February honeypot report

First, the data from our Telnet & SSH honeypot. As almost always, the USA holds the top spot. Sadly, our country (Bulgaria) is among the top three:

graphic

Here is how the hourly activity looks like. The honeypot is being attacked more often than 2.2 times per second:

graphic

More than 98% of the attacks are via Telnet, the rest are via SSH:

graphic

The top-5 URLs from which malware was most actively uploaded to the honeypot. Mirai variants all of them, as usual, although the original variant is not among them.

graphic

Indeed, as you can see, uploads of various Mirai variants (IMO, "Svirtu" is a Mirai variant too) dominate heavily. Only Gafgyt is substantially different and it accounts for only 0.26% of the uploads:

graphic

Details about the top-20 most actively attacking IPs. Again one infected machine in Verdina Ltd. is causing most of the attack traffic coming from Bulgaria:

graphic

The top-20 most actively attacking organizations. DigitalOcean is again at the top spot; only their name has changed a bit:

graphic

Speaking of DigitalOcean, as you can see, I've been sending them averagely 42 abuse reports every day - but it doesn't seem to be helping very much:

graphic

The top-20 passwords that are the most often used by the attackers; nothing unusual here:

graphic

Moving on to our SMB honeypot.

First, the big picture.

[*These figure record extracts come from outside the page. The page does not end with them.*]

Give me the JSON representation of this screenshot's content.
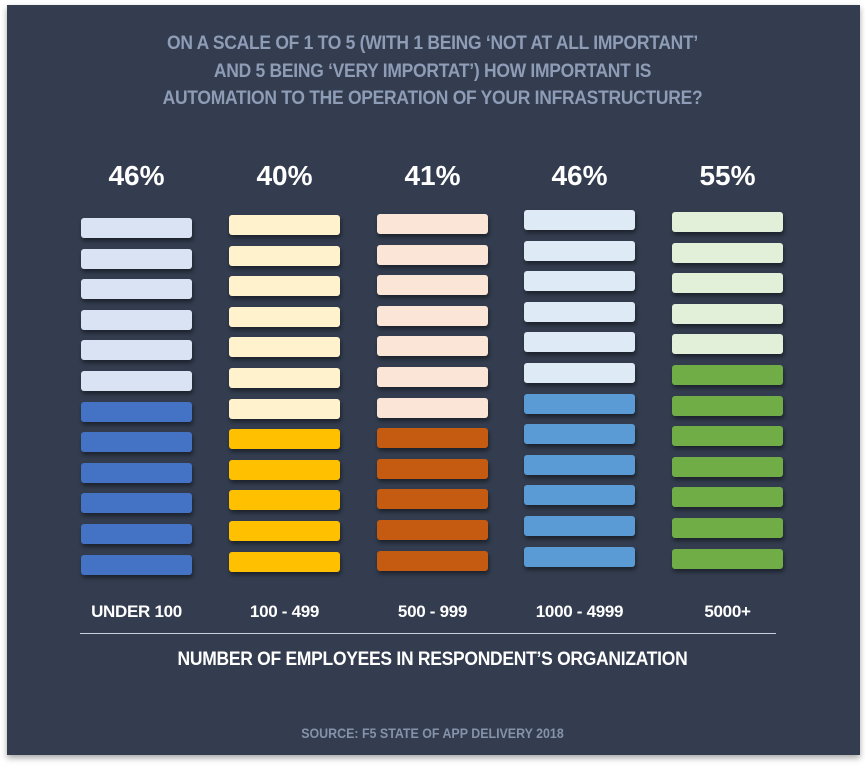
{
  "chart_data": {
    "type": "bar",
    "title": "ON A SCALE OF 1 TO 5 (WITH 1 BEING ‘NOT AT ALL IMPORTANT’ AND 5 BEING ‘VERY IMPORTAT’) HOW IMPORTANT IS AUTOMATION TO THE OPERATION OF YOUR INFRASTRUCTURE?",
    "title_lines": [
      "ON A SCALE OF 1 TO 5 (WITH 1 BEING ‘NOT AT ALL IMPORTANT’",
      "AND 5 BEING ‘VERY IMPORTAT’) HOW IMPORTANT IS",
      "AUTOMATION TO THE OPERATION OF YOUR INFRASTRUCTURE?"
    ],
    "xlabel": "NUMBER OF EMPLOYEES IN RESPONDENT’S ORGANIZATION",
    "source": "SOURCE: F5 STATE OF APP DELIVERY 2018",
    "categories": [
      "UNDER 100",
      "100 - 499",
      "500 - 999",
      "1000 - 4999",
      "5000+"
    ],
    "values": [
      46,
      40,
      41,
      46,
      55
    ],
    "value_labels": [
      "46%",
      "40%",
      "41%",
      "46%",
      "55%"
    ],
    "total_bars": 12,
    "filled_bars": [
      6,
      5,
      5,
      6,
      7
    ],
    "colors": [
      {
        "filled": "#4472c4",
        "empty": "#dae3f3"
      },
      {
        "filled": "#ffc000",
        "empty": "#fff2cc"
      },
      {
        "filled": "#c55a11",
        "empty": "#fbe5d6"
      },
      {
        "filled": "#5b9bd5",
        "empty": "#deebf7"
      },
      {
        "filled": "#70ad47",
        "empty": "#e2f0d9"
      }
    ],
    "background": "#333d4f",
    "grid": false
  }
}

Most of the action is in Russia again, although Vietnam is again well-represented too. This month we got fewer attacks against our SMB honeypot than against our Telnet & SSH honeypot due to a short period of low activity, as you'll see in a moment. Most of the attacks are just scans - the number of uploaded files is relatively small. It seems that there is a botnet out there that is looking for vulnerable hosts without actually attacking them:

graphic

Hourly activity, showing on average nearly 1.9 attacks per second. You can see how for about a week, the number of attacks was two orders of magnitude lowe than usual - I guess the botnet was taking a vacation:

graphic

Unique uploaded malware variants, according to Symantec's scanner. Lots of corrupted WannaCry variants, as usual (no kill switch check, no encryption).

graphic

Even if we don't count only the unique variants, the WannaCry samples dominate:

graphic

Details about the top-20 most actively attacking IPs. Nothing unusual here:

graphic

The top-20 organizations from which most of the attacks are coming from. Nothing unusual here, either:

graphic

Finally, the data from our ADB honeypot.

The big picture. The Far East (Hong Kong, South Korea, China) dominates but the USA and Russia figure prominently, too:

graphic

The hourly connection data, showing averagely one attack every half an hour:

graphic

The malware uploaded to the honeypot, according to Fortinet's scanner. The two parts of same old Monero mining worm (Trinity) is causing almost all of the malicious uploads but this month we see a Mirai variant make an appearance too:

graphic

Details about the top-20 most actively attacking IPs:

graphic

The top-20 organizations that own the IP addresses attacking us:

graphic

This concludes the February honeypot report.